There’s a lot of buzz going around concerning the potential impact the widespread implementation of data analytics would have on the healthcare sector – with many exciting opportunities set to be explored. That being said, a large amount of media coverage surrounding this topic has focused on the use of data analytics in telehealth services, neglecting to highlight some of the key ways in which this technology can benefit other branches of the medical sector. In this blog post, I talk about some of the ways in which data analytics can affect tangible change in real-world settings outside of the digital health sphere.
January 17, 2022
Which tangible changes can data analytics make to the healthcare sector?
There’s an endless list of possibilities when it comes to the potential of data analytics, and narrowing it down to a select few innovations isn’t an easy feat. One of the most exciting and substantial changes to be made can be seen in research and development, with artificial intelligence algorithms breaking new ground every day. New insights drawn from mountains of data are enabling researchers to better understand their subject matter – be that patient opinion and preferences, or drug efficacy and human response to a product candidate.

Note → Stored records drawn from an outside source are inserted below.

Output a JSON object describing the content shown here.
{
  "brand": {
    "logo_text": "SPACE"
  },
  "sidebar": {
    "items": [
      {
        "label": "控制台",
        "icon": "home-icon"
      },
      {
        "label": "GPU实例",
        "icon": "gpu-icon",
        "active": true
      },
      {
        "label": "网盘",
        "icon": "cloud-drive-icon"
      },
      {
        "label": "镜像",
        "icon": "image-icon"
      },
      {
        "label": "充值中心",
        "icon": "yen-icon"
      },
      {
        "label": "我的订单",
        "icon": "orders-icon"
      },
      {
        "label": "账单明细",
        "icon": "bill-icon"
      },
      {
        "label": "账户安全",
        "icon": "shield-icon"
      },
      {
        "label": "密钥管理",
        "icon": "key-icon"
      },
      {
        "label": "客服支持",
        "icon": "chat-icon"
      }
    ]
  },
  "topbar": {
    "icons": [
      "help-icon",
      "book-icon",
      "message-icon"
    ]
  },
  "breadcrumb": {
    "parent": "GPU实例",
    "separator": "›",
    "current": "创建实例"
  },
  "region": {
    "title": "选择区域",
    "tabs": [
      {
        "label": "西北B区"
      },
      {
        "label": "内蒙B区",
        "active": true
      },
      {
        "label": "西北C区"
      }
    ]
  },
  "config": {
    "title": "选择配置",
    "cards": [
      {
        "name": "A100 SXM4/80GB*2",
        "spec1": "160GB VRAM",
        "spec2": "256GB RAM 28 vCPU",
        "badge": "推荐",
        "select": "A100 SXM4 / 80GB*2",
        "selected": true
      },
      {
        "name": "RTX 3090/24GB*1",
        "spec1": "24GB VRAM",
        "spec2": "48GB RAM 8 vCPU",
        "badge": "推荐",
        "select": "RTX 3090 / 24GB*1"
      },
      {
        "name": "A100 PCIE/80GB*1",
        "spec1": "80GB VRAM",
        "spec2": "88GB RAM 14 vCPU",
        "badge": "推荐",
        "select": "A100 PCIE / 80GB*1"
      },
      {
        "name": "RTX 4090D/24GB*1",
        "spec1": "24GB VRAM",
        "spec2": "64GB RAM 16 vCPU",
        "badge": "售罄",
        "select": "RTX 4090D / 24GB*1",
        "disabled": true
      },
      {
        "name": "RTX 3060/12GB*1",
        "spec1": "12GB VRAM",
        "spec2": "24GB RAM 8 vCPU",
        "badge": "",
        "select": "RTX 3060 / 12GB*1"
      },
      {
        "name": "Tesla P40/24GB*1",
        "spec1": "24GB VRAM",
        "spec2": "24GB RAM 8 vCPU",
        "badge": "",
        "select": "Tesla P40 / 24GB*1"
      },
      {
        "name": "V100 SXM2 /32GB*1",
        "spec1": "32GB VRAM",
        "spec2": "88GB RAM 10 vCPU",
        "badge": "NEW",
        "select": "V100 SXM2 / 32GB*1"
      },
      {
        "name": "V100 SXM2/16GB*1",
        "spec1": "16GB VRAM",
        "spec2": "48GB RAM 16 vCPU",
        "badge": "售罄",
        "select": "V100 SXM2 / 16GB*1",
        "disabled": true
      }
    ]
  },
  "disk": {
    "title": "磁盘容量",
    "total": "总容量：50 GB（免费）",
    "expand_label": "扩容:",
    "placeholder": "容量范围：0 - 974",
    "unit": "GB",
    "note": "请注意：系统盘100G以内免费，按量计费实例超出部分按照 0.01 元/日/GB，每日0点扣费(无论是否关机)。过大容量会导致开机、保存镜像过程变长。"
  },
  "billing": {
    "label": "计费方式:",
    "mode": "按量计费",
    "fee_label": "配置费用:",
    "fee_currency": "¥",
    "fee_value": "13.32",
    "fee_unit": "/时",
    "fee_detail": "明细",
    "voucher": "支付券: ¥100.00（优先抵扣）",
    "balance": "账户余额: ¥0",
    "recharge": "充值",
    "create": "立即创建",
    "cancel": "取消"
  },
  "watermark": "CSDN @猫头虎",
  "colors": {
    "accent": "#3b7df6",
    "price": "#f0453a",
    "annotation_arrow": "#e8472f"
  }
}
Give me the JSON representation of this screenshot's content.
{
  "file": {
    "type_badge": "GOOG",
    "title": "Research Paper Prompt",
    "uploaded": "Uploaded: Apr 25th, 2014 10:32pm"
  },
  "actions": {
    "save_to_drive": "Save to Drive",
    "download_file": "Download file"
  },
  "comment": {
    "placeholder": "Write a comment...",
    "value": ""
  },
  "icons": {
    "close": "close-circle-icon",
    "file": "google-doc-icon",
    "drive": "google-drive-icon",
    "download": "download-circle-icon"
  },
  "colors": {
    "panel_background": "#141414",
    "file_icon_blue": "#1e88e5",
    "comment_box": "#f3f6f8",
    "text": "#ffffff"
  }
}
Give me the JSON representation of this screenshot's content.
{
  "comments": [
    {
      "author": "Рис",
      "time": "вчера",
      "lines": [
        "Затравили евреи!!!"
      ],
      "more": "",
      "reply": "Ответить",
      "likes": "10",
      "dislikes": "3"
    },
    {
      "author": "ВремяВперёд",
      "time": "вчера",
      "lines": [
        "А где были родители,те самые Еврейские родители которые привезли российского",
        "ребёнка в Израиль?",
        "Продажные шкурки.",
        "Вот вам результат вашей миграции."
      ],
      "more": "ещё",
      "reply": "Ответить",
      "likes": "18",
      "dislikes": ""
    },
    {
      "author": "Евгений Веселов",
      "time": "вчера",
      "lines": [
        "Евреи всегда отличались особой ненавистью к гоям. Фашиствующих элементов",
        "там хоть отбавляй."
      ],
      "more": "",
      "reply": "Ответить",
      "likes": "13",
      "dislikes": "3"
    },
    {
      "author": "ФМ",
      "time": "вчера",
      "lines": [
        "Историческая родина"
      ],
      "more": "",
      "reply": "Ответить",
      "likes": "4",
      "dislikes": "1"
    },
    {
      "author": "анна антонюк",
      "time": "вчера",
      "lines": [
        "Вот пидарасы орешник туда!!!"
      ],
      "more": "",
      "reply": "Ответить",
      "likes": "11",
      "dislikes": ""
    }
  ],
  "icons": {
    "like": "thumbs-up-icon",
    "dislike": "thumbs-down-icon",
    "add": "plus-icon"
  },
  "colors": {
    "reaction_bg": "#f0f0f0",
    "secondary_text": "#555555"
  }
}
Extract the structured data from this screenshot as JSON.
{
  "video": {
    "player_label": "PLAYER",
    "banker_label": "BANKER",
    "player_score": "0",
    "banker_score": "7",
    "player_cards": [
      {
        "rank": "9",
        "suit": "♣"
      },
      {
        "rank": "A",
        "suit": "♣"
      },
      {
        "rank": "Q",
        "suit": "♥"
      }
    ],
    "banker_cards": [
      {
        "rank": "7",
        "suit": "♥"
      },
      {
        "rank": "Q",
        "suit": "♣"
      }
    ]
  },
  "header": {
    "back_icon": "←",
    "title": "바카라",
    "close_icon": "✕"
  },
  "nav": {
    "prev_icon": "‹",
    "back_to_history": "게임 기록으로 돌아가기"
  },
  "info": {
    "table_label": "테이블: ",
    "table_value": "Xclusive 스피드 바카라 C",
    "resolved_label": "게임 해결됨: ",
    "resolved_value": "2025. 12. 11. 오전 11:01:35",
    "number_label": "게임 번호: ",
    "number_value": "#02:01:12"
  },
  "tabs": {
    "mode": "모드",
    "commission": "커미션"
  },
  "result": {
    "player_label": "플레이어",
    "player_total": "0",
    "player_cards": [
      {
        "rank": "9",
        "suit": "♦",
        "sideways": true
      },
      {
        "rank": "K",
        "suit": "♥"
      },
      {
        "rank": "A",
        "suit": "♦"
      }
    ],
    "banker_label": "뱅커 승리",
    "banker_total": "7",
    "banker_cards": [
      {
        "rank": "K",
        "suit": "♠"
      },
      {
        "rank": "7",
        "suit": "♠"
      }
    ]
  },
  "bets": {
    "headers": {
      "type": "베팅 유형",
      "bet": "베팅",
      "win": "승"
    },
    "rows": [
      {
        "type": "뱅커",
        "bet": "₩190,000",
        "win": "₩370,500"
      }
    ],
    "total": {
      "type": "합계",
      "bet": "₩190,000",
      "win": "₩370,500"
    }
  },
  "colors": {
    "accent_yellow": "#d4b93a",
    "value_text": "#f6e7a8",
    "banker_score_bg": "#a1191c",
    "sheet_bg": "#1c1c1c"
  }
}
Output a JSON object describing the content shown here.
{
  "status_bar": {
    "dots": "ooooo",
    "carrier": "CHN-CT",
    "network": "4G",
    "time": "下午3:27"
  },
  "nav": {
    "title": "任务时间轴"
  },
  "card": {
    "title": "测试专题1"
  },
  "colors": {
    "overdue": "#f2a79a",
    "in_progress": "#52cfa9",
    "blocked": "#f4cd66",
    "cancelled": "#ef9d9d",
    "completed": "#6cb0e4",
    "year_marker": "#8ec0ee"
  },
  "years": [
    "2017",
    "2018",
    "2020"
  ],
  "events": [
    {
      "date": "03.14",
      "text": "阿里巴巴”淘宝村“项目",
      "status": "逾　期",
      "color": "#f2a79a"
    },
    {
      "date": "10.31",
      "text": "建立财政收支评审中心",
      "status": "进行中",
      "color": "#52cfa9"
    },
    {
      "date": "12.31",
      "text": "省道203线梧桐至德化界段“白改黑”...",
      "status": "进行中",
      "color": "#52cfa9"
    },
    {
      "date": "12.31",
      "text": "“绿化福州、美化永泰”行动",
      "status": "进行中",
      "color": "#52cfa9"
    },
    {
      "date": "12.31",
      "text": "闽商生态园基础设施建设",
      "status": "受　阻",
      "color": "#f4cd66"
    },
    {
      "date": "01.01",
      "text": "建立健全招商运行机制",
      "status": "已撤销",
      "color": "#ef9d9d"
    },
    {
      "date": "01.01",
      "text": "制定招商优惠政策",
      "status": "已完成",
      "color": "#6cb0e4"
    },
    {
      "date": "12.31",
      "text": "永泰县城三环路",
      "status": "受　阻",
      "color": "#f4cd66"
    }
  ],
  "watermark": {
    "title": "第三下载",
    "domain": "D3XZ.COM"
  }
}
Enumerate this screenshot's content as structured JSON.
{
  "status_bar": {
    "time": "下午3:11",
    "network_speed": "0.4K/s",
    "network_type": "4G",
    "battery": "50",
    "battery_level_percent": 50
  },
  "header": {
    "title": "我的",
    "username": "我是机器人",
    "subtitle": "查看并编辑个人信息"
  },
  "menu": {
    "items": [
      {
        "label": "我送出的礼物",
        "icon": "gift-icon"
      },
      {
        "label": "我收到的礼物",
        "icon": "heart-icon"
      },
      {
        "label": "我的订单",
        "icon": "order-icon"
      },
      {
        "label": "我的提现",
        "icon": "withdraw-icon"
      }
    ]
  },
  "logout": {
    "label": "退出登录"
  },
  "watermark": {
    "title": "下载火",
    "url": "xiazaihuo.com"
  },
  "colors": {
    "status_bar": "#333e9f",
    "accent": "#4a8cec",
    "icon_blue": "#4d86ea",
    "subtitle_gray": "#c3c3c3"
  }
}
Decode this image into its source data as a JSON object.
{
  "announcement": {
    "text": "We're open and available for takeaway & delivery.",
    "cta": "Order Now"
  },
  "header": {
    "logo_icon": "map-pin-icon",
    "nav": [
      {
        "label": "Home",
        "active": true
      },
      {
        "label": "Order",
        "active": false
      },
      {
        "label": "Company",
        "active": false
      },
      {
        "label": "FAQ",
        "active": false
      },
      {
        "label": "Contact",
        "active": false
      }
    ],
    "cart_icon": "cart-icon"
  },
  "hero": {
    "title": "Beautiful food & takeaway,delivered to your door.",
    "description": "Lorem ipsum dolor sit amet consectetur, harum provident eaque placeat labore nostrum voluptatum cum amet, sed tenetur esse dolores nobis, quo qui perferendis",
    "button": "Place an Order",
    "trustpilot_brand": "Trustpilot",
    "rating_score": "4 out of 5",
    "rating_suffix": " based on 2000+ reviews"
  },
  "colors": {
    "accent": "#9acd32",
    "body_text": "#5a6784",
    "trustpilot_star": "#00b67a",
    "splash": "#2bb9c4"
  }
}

There are countless aspects of the research and development process set to benefit from the introduction and employment of data analytics – and perhaps none so comprehensively as the clinical trial process. Drug development is an expensive, time-consuming and effort-intensive endeavour, with a standard successful trial costing an average of $2 billion.
Much of this cost is incurred through failed product candidates, wherein potential combinations are explored but ultimately proved to be insufficient, ineffective or unsuccessful. It’s a long and frustrating process, and results in pharmaceutical companies upping their prices in order to recoup their losses – something that directly affects the quality of life of patients and their pockets.
This is where data analytics steps in: by using artificial intelligence algorithms, data analysts are able to whittle down a large pool of potential combinations to a small group that hold a higher probability of success. By reducing the number of trials actually taking place, researchers are able to focus on the experiments that might result in a successful end product. Aa result, research and development teams are able to sidestep trials that have low chances of success, avoiding the cost of multiple failed trials and the need to recoup these losses.
This is a win-win situation for everyone, but especially the patient. When dealing with huge amounts of information and money over the course of many years, the people who matter most can sometimes get lost in everything: the patients.
By harnessing the power of data analytics, shaking up the biotech and pharmaceutical industries and adopting a patient-centric approach, we’re looking at a future in which one-size-fits-all blockbuster treatments are rejected in favour of personalized medicine. Every individual has their own unique set of preferences and requirements, and by considering these wants, needs, and opinions throughout the drug development process, the healthcare sector is opening the door to a more compassionate way of living.